The film becomes a compelling clash of tempers between two men who firmly believe they are both doing the right thing. The film is careful to throw up the fundamental lack of compatibility between the two from the start, even if it is tinged with respect. Their backgrounds, methods of discipline even ways of thinking about their role are different. There is an unspoken racial tension under the film, not because anyone in it is racist, but rather as Washington’s Hunter represents all round a newer America (an educated Black-American officer) that makes Hackman’s naval old hand feel like a relic of Cold War thinking.

But the film is, at heart, sympathetic towards both men, and probably places more blame on the system (an Admiral later reassures us both men were both right and wrong). Scott’s film with its expected flashy style (Scott loves the stark red lighting of the sub at alarm, mixed with the blaring greens of radar screens and the cool blues of sub interiors) gets a wonderful sense of the claustrophobia affecting decisions. Every character is a sweaty mess, while the sub seems to spend half the movie at an angle, forcing the crew to virtually pull themselves through it. 

The final hour takes place almost in real time, and covers the pressure cooker of men forced to make world-destroying decisions, cut-off under the ocean from any idea of what’s going on in the world, in extreme temperatures on little sleep. It’s a world of butch extreme masculinity – another way that makes Washington’s more cultured Hunter seem strangely other. Sweat pours off the men (the camera frequently focuses in on sweat-dripping faces). The officers of the ship generally come out badly, with Viggo Mortensen in particular a weak-willed man flip-flopping from side-to-side during the various changes of command on the sub. Many of the rest think little about what they are doing, and it’s telling Washington is largely supported by non-commissioned officers and regular sailors. Perhaps that’s where the true heart of America lies.

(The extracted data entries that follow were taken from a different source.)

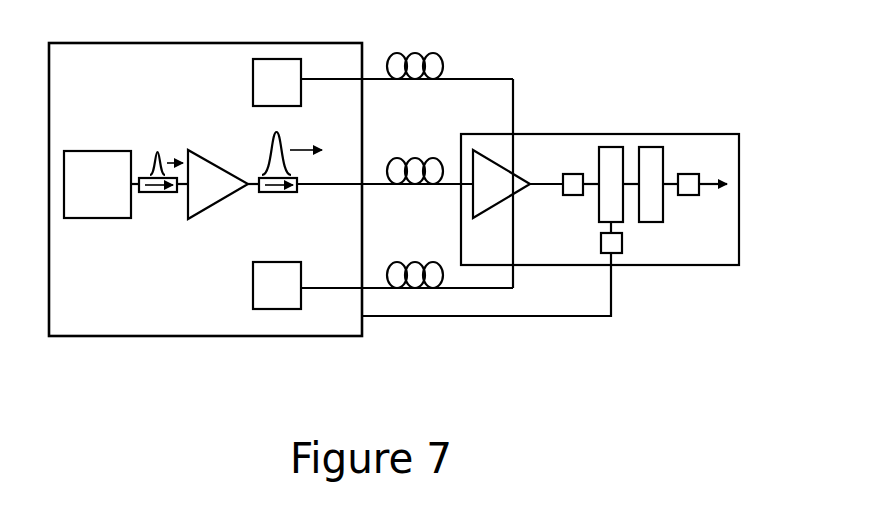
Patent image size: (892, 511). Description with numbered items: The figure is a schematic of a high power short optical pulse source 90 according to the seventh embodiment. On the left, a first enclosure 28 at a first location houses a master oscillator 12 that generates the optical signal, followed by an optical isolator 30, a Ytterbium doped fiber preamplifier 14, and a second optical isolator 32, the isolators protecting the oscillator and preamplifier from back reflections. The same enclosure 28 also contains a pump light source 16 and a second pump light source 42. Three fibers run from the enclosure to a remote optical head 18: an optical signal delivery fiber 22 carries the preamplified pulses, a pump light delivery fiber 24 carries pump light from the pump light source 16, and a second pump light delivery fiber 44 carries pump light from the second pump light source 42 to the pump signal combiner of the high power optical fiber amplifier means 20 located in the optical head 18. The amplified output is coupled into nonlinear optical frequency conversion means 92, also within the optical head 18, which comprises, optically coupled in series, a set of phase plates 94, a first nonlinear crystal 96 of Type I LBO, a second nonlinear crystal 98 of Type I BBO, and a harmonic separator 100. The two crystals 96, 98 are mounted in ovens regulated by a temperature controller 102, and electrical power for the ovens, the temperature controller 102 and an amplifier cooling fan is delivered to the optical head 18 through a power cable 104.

The high power short optical pulse source 90 is at (127, 362).
The first enclosure 28 is at (225, 336).
The master oscillator 12 is at (85, 204).
The optical isolator 30 is at (155, 189).
The preamplifier 14 is at (210, 192).
The optical isolator 32 is at (277, 189).
The optical signal delivery fiber 22 is at (334, 186).
The pump light source 16 is at (268, 78).
The pump light delivery fiber 24 is at (483, 78).
The second pump light source 42 is at (268, 285).
The second pump light delivery fiber 44 is at (335, 288).
The optical head 18 is at (705, 266).
The nonlinear optical frequency conversion means 92 is at (630, 57).
The high power optical fiber amplifier means 20 is at (493, 175).
The set of phase plates 94 is at (570, 186).
The first nonlinear crystal 96 is at (611, 160).
The second nonlinear crystal 98 is at (650, 160).
The harmonic separator 100 is at (690, 186).
The temperature controller 102 is at (612, 243).
The power cable 104 is at (519, 317).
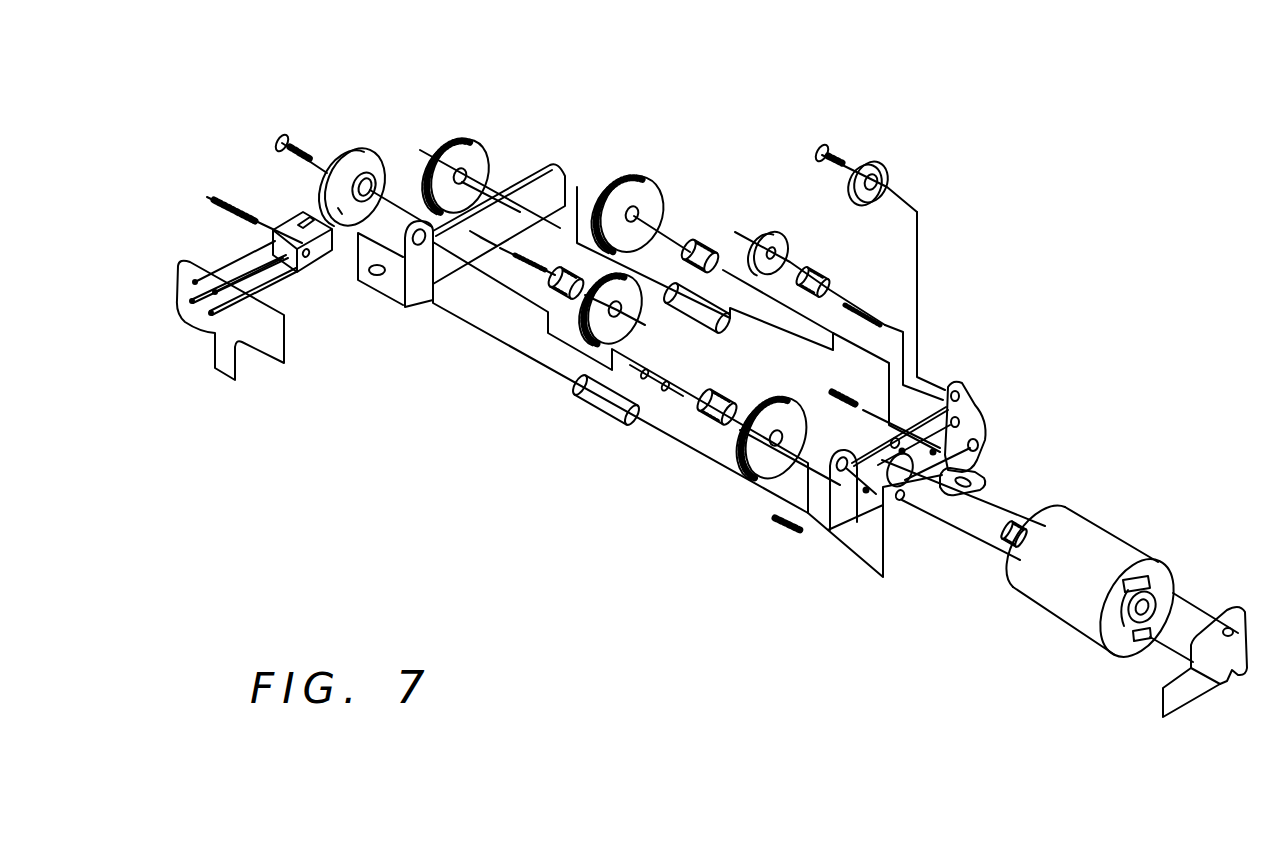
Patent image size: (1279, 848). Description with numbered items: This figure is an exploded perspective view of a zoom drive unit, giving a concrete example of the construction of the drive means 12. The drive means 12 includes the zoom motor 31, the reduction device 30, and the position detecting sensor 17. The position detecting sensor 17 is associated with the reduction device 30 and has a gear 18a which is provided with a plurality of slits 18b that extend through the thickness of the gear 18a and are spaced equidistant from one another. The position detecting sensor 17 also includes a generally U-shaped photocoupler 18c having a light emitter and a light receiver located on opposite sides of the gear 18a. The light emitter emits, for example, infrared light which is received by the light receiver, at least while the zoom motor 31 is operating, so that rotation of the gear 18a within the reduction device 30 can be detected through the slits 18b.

The drive means 12 is at (740, 156).
The position detecting sensor 17 is at (303, 193).
The gear 18a is at (381, 163).
The slits 18b is at (344, 214).
The photocoupler 18c is at (311, 259).
The reduction device 30 is at (794, 561).
The zoom motor 31 is at (1042, 598).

The film was written by a smorgasbord of writers (Robert Towne wrote much of the Hackman/Washington arguments at short notice, while Quentin Tarantino polished up much of the rest of the dialogue – no wonder it’s sprinkled with pop culture references). Initial support from the navy was cut off after Bruckheimer confessed the film was not about a HAL style computer trying to launch missiles, but a potential mutiny on a submarine and a feud between its two senior officers. Scott’s front-and-centring of the human drama between two great actors is what makes the film work – and take its place as one of the classic submarine movies.